Foi o que aconteceu com Beatriz Paes, universitária que foi vítima de um golpe por pix pelo Whatsapp. A estudante chegou a desconfiar da ação, mas como a ferramenta ainda estava em fase de adaptação, ela acabou caindo no golpe e perdeu R$ 300.

“Até hoje eu falo que a minha sorte foi pelo valor ter sido pouco. Acho que o maior problema foi que eu nunca tinha passado por uma situação daquela antes, então cai fácil. Os golpistas me mandaram mensagem fingindo ser uma amiga distante, e que estava precisando da transação. Como eu estava em um dia cheio, acabei transferindo sem pensar muito bem na hora. Até hoje a minha amiga ri de mim e pergunta desses R$ 300 que mandei para ela”, diz a estudante.

O economista faz um alerta ainda para quem paga impostos por meio do pix. Alisson lembra que toda transação deve ter seu boleto confirmado pela instituição de origem.

“Existem também fraudes em pagamentos para os governos municipal, estadual e federal. Exemplo é o pagamento do licenciamento de veículos ou pagamento de IPTU. As únicas formas de se proteger é checando a veracidade dos QR Codes e dos boletos recebidos, verificando no site do banco se o documento é verdadeiro”, declara.

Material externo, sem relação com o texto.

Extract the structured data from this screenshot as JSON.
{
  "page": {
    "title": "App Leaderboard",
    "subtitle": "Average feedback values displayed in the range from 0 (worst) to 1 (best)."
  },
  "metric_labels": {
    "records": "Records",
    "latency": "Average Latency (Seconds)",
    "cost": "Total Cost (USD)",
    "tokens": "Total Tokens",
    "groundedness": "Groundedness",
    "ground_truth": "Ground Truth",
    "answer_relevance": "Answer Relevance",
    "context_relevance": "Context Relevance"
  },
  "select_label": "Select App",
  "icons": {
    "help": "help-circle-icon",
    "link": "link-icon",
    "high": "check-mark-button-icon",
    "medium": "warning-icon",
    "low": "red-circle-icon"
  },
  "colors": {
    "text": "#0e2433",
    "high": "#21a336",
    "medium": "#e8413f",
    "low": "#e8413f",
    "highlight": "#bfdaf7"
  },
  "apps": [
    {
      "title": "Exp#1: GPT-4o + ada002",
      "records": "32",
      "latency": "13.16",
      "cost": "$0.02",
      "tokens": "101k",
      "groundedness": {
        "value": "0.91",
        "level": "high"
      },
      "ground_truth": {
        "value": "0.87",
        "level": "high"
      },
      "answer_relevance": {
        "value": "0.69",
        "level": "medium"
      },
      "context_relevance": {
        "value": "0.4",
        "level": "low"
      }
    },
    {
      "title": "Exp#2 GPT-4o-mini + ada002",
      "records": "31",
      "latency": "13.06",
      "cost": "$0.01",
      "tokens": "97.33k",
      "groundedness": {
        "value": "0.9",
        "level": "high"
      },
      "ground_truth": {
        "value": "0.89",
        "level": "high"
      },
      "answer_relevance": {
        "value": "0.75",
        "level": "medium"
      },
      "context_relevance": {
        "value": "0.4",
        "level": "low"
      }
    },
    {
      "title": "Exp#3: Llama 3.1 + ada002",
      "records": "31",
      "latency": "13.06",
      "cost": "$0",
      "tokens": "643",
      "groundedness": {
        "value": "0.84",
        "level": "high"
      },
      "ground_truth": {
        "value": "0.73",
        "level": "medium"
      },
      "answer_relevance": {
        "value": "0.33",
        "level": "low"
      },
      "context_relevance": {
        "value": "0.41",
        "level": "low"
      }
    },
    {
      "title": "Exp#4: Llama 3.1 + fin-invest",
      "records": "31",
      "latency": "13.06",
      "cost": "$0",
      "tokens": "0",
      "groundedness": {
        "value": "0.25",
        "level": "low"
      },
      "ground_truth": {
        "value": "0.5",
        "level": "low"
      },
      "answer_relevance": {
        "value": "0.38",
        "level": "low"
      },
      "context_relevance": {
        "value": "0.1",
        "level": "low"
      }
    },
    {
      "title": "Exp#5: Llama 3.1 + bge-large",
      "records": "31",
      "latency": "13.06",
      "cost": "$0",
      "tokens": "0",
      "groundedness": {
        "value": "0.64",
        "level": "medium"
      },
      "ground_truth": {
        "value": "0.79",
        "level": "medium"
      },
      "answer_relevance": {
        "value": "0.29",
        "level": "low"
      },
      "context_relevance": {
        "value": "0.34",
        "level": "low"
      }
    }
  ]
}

Além desses, outros golpes praticados são os do falso funcionário e falsas centrais telefônicas de instituições financeiras. O fraudador entra em contato com a vítima se passando por um falso funcionário do banco ou empresa com a qual o cliente tem um relacionamento ativo.

O criminoso oferece ajuda para que o cliente cadastre a chave Pix, ou ainda diz que o usuário precisa fazer um teste com o sistema de pagamentos instantâneos para regularizar seu cadastro, e o induz a fazer uma transferência bancária. Sobre o assunto, o economista alerta sobre a vantagem que a população tem sobre as transações.

“A vantagem é que todos os boletos e guias de pagamentos podem ser checadas no site de cada empresa que fornece o serviço ou produto. A segurança está em confirmar a veracidade do boleto. Do contrário, o pagamento não será direcionado ao destinatário correto”, finaliza.